The Eisenhower Office Building is ugly. I’m sorry, but it is. The French Empire style is over the top and while I’ll take French Empire over the Stalinist architecture that government buildings embraced in the twentieth century, the Eisenhower doesn’t work. It might be less of an eyesore away from the White House, but the whole point was to provide a space away from the cramped White House quarters. None of this stuff is really architecturally solvable because we have a massive government and a White House intended for a much smaller one, and the Eisenhower Office Building might be at home in Paris, but really doesn’t fit into D.C. and clashes massively with the usual federal style.
President Trump has proposed painting it white. I don’t think that’s going to fix anything, but may perhaps make it less ugly. Painting it white is not going to significantly alter anything but if you expected a freakout, you were right.
Preservationists concerned by President Donald Trump’s public musings this week about painting a 137-year-old building next to the White House completely white sued him Friday to halt the work, arguing that he could not unilaterally alter “one of the most architecturally significant and historic structures in the Nation’s Capital.”
The DC Preservation League and Cultural Heritage Partners, a law firm focused on historic preservation, took Trump seriously and scrambled to slow down any plans, given his recent demolition of the East Wing of the White House. On Friday, the groups asked a federal court to issue an emergency injunction prohibiting Trump and other federal officials from altering the building unless they complete legally required reviews. In a 35-page complaint filed in the U.S. District Court for the District of Columbia, the plaintiffs accused Trump of trying to end-run legally-mandated public input into changes to historic buildings — echoing a complaint lodged by critics of his East Wing teardown.
“The Eisenhower Executive Office Building is one of our nation’s most significant architectural landmarks,” Greg Werkheiser, founding partner of the Cultural Heritage Partners law firm, said in a statement. “Any plan to alter that … like the President revealed this week, especially an irreversible action like painting it all white, must be preceded by a transparent public process that includes expert consultation and a full hard look at potential harms.”
No, no it’s not. Most people outside D.C. aren’t even aware that the Eisenhower exists. When they go on tour, they’re baffled by its existence. Painting it white is a paint job.
But the real question is where was Greg when BLM mobs were tearing down statues? Or when Hamas, afterward, carried out its own vandalism spree in D.C.? Or when leftist ‘environmentalists’ started vandalizing document displays in the National Archives?
If you guessed that Greg and ‘DC Preservation League and Cultural Heritage Partners’ were on Team Destroyers, well…
As our nation continues to contend with racial and social justice issues, the meaning and fate of monuments that fail to represent our American ideals are being debated throughout the country. Our firm has been deeply engaged in several matters involving Confederate “Lost Cause” monuments.
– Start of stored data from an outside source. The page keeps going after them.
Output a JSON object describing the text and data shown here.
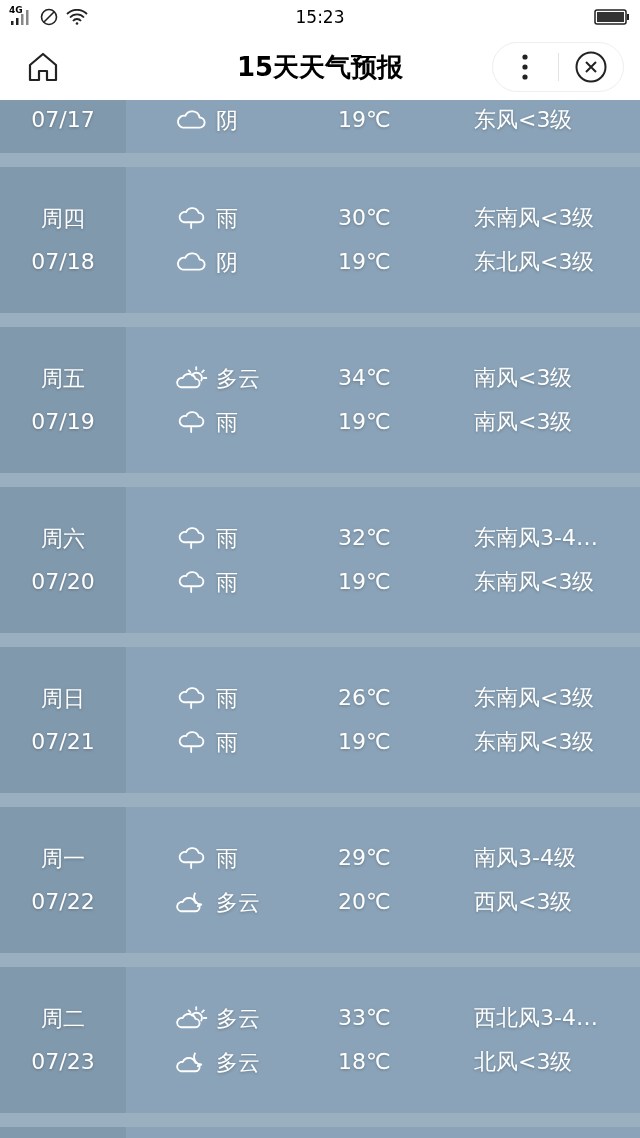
{
  "status_bar": {
    "network": "4G",
    "time": "15:23"
  },
  "header": {
    "title": "15天天气预报"
  },
  "partial_row": {
    "date": "07/17",
    "line": {
      "kind": "overcast",
      "label": "阴",
      "temp": "19℃",
      "wind": "东风<3级"
    }
  },
  "days": [
    {
      "day": "周四",
      "date": "07/18",
      "lines": [
        {
          "kind": "rain",
          "label": "雨",
          "temp": "30℃",
          "wind": "东南风<3级"
        },
        {
          "kind": "overcast",
          "label": "阴",
          "temp": "19℃",
          "wind": "东北风<3级"
        }
      ]
    },
    {
      "day": "周五",
      "date": "07/19",
      "lines": [
        {
          "kind": "cloudy-day",
          "label": "多云",
          "temp": "34℃",
          "wind": "南风<3级"
        },
        {
          "kind": "rain",
          "label": "雨",
          "temp": "19℃",
          "wind": "南风<3级"
        }
      ]
    },
    {
      "day": "周六",
      "date": "07/20",
      "lines": [
        {
          "kind": "rain",
          "label": "雨",
          "temp": "32℃",
          "wind": "东南风3-4…"
        },
        {
          "kind": "rain",
          "label": "雨",
          "temp": "19℃",
          "wind": "东南风<3级"
        }
      ]
    },
    {
      "day": "周日",
      "date": "07/21",
      "lines": [
        {
          "kind": "rain",
          "label": "雨",
          "temp": "26℃",
          "wind": "东南风<3级"
        },
        {
          "kind": "rain",
          "label": "雨",
          "temp": "19℃",
          "wind": "东南风<3级"
        }
      ]
    },
    {
      "day": "周一",
      "date": "07/22",
      "lines": [
        {
          "kind": "rain",
          "label": "雨",
          "temp": "29℃",
          "wind": "南风3-4级"
        },
        {
          "kind": "cloudy-night",
          "label": "多云",
          "temp": "20℃",
          "wind": "西风<3级"
        }
      ]
    },
    {
      "day": "周二",
      "date": "07/23",
      "lines": [
        {
          "kind": "cloudy-day",
          "label": "多云",
          "temp": "33℃",
          "wind": "西北风3-4…"
        },
        {
          "kind": "cloudy-night",
          "label": "多云",
          "temp": "18℃",
          "wind": "北风<3级"
        }
      ]
    }
  ]
}
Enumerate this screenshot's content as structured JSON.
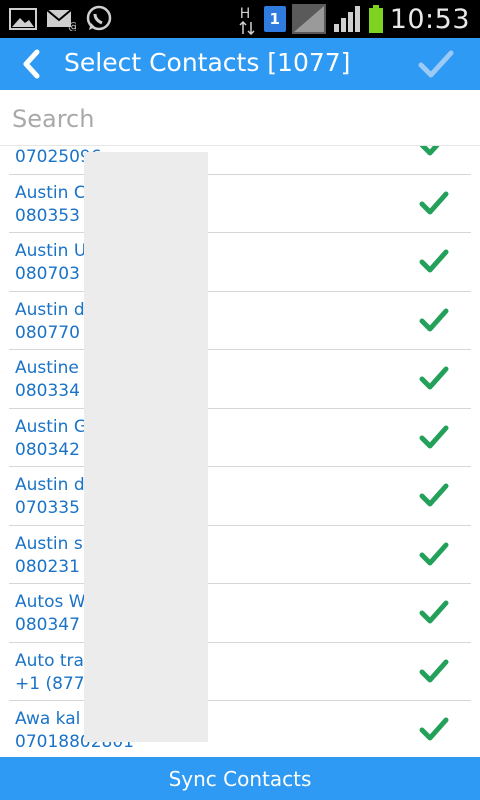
{
  "status_bar": {
    "time": "10:53",
    "icons": [
      "gallery-icon",
      "email-icon",
      "whatsapp-icon",
      "data-transfer-icon",
      "sim-icon",
      "signal-icon",
      "battery-icon"
    ],
    "network_label": "H",
    "sim_number": "1"
  },
  "header": {
    "title": "Select Contacts [1077]",
    "back_icon": "chevron-left-icon",
    "done_icon": "checkmark-icon"
  },
  "search": {
    "placeholder": "Search",
    "value": ""
  },
  "contacts": [
    {
      "name": "",
      "phone": "07025096..."
    },
    {
      "name": "Austin C",
      "phone": "080353"
    },
    {
      "name": "Austin U",
      "phone": "080703"
    },
    {
      "name": "Austin d",
      "phone": "080770"
    },
    {
      "name": "Austine",
      "phone": "080334"
    },
    {
      "name": "Austin G",
      "phone": "080342"
    },
    {
      "name": "Austin d",
      "phone": "070335"
    },
    {
      "name": "Austin s",
      "phone": "080231"
    },
    {
      "name": "Autos W",
      "phone": "080347"
    },
    {
      "name": "Auto tra",
      "phone": "+1 (877)"
    },
    {
      "name": "Awa kal",
      "phone": "07018802801"
    }
  ],
  "colors": {
    "accent": "#2e9af4",
    "text_link": "#1a73c7",
    "check_green": "#23a05a"
  },
  "footer": {
    "sync_label": "Sync Contacts"
  }
}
We proudly represent clients who seek to have monuments removed from public lands, relocated, or recontextualized in order to be able to tell fully truthful history and create a more inclusive future.
Following social justice protests after the death of George Floyd, and fearful that protests surrounding the monuments would lead to another deadly confrontation by white supremacists, Mayor Levar Stoney sought a strategy for immediate removal of Lost Cause statues on Monument Avenue and through the city. CHP advised Mayor Stoney in the removal of thirteen city-owned Confederate monuments, recommending that he invoke his emergency powers to quickly take down the monuments in the interest of public safety.
Cultural Heritage Partners next represented a group of more than 50 neighbors whose homes have direct lines of sight to the Robert E. Lee Monument, formerly prominently located in what was known as Lee Circle on Monument Avenue in Richmond. Circle Neighbors supported Governor Ralph Northam’s order to immediately remove the monument, an action then challenged in the Supreme Court of Virginia. On behalf the Circle Neighbors, CHP filed an amicus brief arguing that as a matter of US historic preservation policy, the arguments for removal were sound.
The very people fighting to remove monuments are shrieking that painting the Eisenhower Office Building is vandalism.
The vandals are screaming about the importance of ‘preserving’ an office building’s color. They’re not preservationists. They’re leftist radicals and their view on preserving historical sites is contingent entirely on political narratives, not history.